Mark Wilson, business development manager for De Bortoli, says: “It’s about making wine interesting and engaging the consumer. If we tell them wine is cheap, they will buy cheap.
And Liberty Wines managing director David Gleave MW says: "We need to find the right language to engage with consumers. For example, educating wine drinkers and encouraging them to experiment."
Doug Wregg, sales and marketing director for Les Caves de Pyrène, adds: “Education can come from independent retailers and restaurants through wine clubs and proactive selling of more interesting wine. Newspapers and magazines could up their coverage and cover the issues more intelligently rather than just featuring wines they think consumers will buy.”
One supplier warns: “It will be challenging to stimulate growth. Consumers continue to watch expenditure and are more conscious of health and lifestyle issues.”
But Alpine Wines owner Joelle Nebbe-Mornod takes a different view: “There’s plenty of growth left. We’re still measly wine drinkers in the UK,” she says.
In terms of styles, suppliers are tipping fruit-flavoured wine infusions as the best bet for growth, followed by sparkling wines.
One says: “Lower-abv, fruit- blended wine-based drinks and cocktails are gateway drinks that will attract younger consumers.”
Wine-based cocktails also gained popularity, growing from 18% last year to 26%, and one supplier tips rosé as a gateway category.

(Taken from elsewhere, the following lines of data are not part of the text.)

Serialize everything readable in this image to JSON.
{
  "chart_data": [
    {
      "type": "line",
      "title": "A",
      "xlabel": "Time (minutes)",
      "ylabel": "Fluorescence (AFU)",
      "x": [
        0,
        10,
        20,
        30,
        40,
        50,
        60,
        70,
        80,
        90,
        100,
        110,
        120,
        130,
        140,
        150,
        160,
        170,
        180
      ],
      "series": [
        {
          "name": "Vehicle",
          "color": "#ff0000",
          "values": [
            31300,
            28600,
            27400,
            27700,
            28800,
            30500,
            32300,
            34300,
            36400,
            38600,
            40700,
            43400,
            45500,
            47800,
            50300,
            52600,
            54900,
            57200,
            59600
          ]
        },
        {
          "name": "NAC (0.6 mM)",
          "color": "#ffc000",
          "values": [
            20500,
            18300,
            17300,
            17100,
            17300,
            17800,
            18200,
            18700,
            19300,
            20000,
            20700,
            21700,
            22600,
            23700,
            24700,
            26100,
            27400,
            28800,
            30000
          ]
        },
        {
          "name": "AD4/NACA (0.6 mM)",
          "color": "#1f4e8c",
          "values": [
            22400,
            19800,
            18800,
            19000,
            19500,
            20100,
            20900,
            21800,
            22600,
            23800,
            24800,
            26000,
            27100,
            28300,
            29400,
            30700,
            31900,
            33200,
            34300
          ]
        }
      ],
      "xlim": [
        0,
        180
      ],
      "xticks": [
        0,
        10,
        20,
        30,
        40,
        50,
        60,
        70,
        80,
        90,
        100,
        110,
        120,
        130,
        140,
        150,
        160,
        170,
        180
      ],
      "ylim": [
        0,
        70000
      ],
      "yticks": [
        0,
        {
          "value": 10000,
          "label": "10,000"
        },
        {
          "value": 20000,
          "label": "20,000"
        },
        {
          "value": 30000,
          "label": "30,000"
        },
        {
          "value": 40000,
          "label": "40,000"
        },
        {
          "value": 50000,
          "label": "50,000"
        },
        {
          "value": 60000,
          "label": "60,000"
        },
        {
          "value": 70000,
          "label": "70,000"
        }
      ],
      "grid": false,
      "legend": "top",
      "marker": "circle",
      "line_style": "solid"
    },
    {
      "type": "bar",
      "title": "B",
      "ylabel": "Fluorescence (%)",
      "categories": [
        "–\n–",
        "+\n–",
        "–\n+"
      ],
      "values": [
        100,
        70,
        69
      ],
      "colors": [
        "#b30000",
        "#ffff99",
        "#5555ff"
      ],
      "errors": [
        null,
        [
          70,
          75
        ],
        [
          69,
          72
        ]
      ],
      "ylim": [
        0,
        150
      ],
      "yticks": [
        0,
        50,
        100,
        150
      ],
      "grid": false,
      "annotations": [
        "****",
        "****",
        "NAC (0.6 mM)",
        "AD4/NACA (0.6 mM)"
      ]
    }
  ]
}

Sparklers overtook premium wines and brands into second place.
Outgoing Pol Roger managing director Nick James says: “Prosecco will get people on the sparkling wine ladder, but varietal wines – which to many people are brands in their own right – will also draw in new consumers.”
Sweeter styles were seen as less important – down to 22% from 31% last year – but suppliers still argue that they are the entry point to wine for new consumers.
“Always were, always will be,” says Oakley Wine Agencies managing director Nick Oakley. “Then they work their way up the price ladder and towards drier and red wines. It’s the natural progression of the human palate.”
And De Bortoli’s Wilson adds: “It is generally thought that consumer tastes change from sweet to dry, but most people prefer a sweeter style to that offered.”
Spain is the country most likely to produce significant growth in the coming year, followed by Italy, South Africa and France.
“With the weakening euro, any wines from the eurozone are going to fall in price,” says Martin Chapman, director of Peter Osborne Fine Wines. “Italy continues to grow, as do French and Portuguese wines.”
Argentina remains a strong contender with 33% tipping it for growth, followed by Australia with 31%.
Marc Patch, managing director of GM Drinks, says: “Argentinian wines are continually achieving traction with the consumer, the majority of it being led by Malbec. English wines are being discussed more than ever, however premium prices will keep the volumes small.”
Another supplier says: “Australia’s time will come back. The quality has never been better, there is innovation and it can tell its stories to consumers like no other nation.
“The exchange rate is starting to swing back in Australia too, meaning more potential for export.”
English wines saw a big leap in popularity – from 2% last year to 16% this year – and central and eastern European wines’ perceived potential grew from 7% to 16%.
Pol Roger's James says: “English sparkling wine will continue to grow and become an acceptable alternative to Champagne.”
And Fran Draper, wine controller at Halewood International, says: “The barriers to wines from eastern European countries have been broken down over the past few years, with the quality of the wine speaking for itself and wineries from countries such as Romania working hard to keep pricing competitive.
“Not only are we building sales of international grape varieties, but also of indigenous grapes, where there is something new for UK consumers to discover.”
Austria jumped from 2% last year to 12% this year, while the US dropped from 16% to 2%.